State to receive education grant


Staff report

Washington, D.C.

Ohio is one of nine states to receive grants through Race to the Top-Early Learning Challenge fund.

The award recipients were announced Friday by U.S. Secretary of Education Arne Duncan, Health and Human Services Secretary Kathleen Sebelius and Melody Barnes, director of the Domestic Policy Council. The competitive grants total $500 million and Ohio, with nearly $70 million, received the highest amount.

The other states are California, Delaware, Maryland, Massachusetts, Minnesota, North Carolina, Rhode Island and Washington.

“Education must be our national mission,” President Barack Obama said in a news release. “All of us must work to give all our children the best education possible.”

The money is to serve high-needs children from birth to 5 years.

“This is a huge win for the children of Ohio, and it is a major step toward achieving the goal of having all students enter school ready to learn,” Stan Heffner, state superintendent of public instruction, said.

The successful grant is the product of a cross-agency partnership led by Gov. John Kasich’s office. The ODE is the lead agency and is working with the Ohio Department of Job and Family Services and the Ohio Business Roundtable.

Nearly 75 percent of disadvantaged children entering school in Ohio need additional instruction to be ready for kindergarten.

Those problems persist into the early grades and beyond. On the 2011 National Assessment of Educational Progress, just 27 percent of economically disadvantaged Ohio fourth-graders were proficient in mathematics, and only 16 percent were proficient in reading. The majority of these children will continue to struggle throughout their academic careers, and many will not graduate.

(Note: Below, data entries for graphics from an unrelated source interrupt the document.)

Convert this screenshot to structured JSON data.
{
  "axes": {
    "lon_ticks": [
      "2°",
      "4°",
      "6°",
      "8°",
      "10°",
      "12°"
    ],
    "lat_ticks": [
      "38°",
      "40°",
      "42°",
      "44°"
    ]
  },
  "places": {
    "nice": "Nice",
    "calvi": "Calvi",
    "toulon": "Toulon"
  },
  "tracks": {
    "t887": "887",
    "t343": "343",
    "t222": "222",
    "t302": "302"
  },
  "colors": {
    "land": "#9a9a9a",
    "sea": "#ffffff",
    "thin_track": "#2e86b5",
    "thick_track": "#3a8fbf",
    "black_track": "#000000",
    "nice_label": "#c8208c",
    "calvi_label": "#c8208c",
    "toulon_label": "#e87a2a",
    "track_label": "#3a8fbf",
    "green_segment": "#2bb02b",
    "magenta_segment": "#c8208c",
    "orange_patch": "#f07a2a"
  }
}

The early-learning grant is aimed at closing the kindergarten readiness gap between high-needs children and their more advantaged peers by:

Expanding the use of a comprehensive rating system to evaluate state-funded early-learning programs;

Teaming up with Maryland to share the costs of developing a new tool to measure the readiness of children for kindergarten. It will include academic measures and measures of social and emotional development and physical health;

Providing more robust training for early childhood educators;

Coordinating fragmented state early childhood databases that contain information such as program licensing and quality.